Maximum Likelihood Estimation is Sensitive to Starting Points

October 21, 2016

In my previous post, I derive a formulation to use maximum likelihood estimation (MLE) in a simple linear regression case. Looking at the formulation for MLE, I had the suspicion that the MLE will be much more sensitive to the starting points of a gradient optimization than other linear regression methods. To demonstrate the sensitivity to the starting points, I ran 10,000 linear regressions. For each starting point I ran a MLE and a root mean square minimization to determine the optimum quadratic parameters to fit a polynomial to the data. As it turns out, the root mean square optimizations were just as good, or better than the MLE for every case. All of the code for this comparison is available here.

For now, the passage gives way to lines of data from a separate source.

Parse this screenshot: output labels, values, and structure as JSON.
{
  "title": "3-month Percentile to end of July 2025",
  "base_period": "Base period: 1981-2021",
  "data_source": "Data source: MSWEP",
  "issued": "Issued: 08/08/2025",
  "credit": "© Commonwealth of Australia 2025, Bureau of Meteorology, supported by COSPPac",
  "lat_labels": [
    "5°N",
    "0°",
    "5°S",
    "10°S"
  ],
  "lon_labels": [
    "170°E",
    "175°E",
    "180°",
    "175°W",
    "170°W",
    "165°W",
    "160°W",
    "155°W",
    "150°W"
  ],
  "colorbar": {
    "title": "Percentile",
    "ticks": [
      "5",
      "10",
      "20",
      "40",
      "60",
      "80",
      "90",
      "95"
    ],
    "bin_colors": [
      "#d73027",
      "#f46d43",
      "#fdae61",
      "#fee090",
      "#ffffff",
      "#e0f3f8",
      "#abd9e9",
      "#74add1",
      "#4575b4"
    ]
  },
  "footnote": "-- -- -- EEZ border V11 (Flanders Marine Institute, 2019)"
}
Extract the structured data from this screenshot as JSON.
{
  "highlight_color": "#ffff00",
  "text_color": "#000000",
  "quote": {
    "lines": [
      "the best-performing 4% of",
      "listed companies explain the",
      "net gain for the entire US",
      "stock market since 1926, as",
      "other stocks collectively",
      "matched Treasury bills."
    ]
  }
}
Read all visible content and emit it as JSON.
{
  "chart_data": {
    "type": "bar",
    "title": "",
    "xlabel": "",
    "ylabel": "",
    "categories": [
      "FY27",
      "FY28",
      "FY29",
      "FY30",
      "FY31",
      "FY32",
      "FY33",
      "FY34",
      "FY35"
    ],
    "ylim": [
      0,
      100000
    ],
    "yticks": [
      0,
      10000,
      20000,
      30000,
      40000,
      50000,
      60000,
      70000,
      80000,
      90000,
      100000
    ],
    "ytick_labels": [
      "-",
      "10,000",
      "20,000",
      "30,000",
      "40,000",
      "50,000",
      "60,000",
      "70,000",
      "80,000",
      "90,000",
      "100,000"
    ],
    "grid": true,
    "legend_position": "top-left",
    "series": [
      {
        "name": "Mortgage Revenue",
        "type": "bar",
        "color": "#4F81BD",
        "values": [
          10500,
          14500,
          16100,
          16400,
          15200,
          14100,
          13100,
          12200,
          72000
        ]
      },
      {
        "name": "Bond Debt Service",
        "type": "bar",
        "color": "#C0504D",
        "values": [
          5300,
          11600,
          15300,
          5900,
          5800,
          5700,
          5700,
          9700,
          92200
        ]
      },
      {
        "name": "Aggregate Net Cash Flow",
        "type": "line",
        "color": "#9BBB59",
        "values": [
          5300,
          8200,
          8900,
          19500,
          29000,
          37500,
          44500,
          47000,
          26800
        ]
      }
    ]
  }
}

Perhaps one of the simplest and most commonly used alternative objective functions for linear regression is the root mean square error (RMSE). RMSE is the square root of the mean square error, and mean square error is the average of the square residuals \( r \). For this purpose, RMSE is defined in the following equation.

$$ RMSE = \sqrt{\frac{1}{n}\sum_{i=1}^n r^2} $$

The goal of the linear regression would be to find which parameters minimize the RMSE. As it turns out for my particular model and dataset, the optimum of the MLE will be the optimum of minimizing the RMSE. With this in mind I generated 10,000 random starting points. From each starting point I ran a MLE and a minimizing RMSE using gradient optimizations.

It turns out that for the BFGS algorithm, MLE is more sensitive to starting points than minimizing RMSE. I concluded this because of my 10,000 runs the RMSE performed better 7,668 times. Interesting enough the MLE and RMSE were equivalent 2,332 times, and never did the MLE produce a better match than the RMSE method. I’ve included pie chart which helps to visualize the results.

MLE and RMSE equivalent 23.3% of time. RMSE was better 76.7% of the time. Never was MLE better.

A bit of disclaimer, these results are very model dependent. What happens with my log-likelihood equation is that it has a tendency to go to infinity with a poor starting point, which creates problems with the gradient optimization method.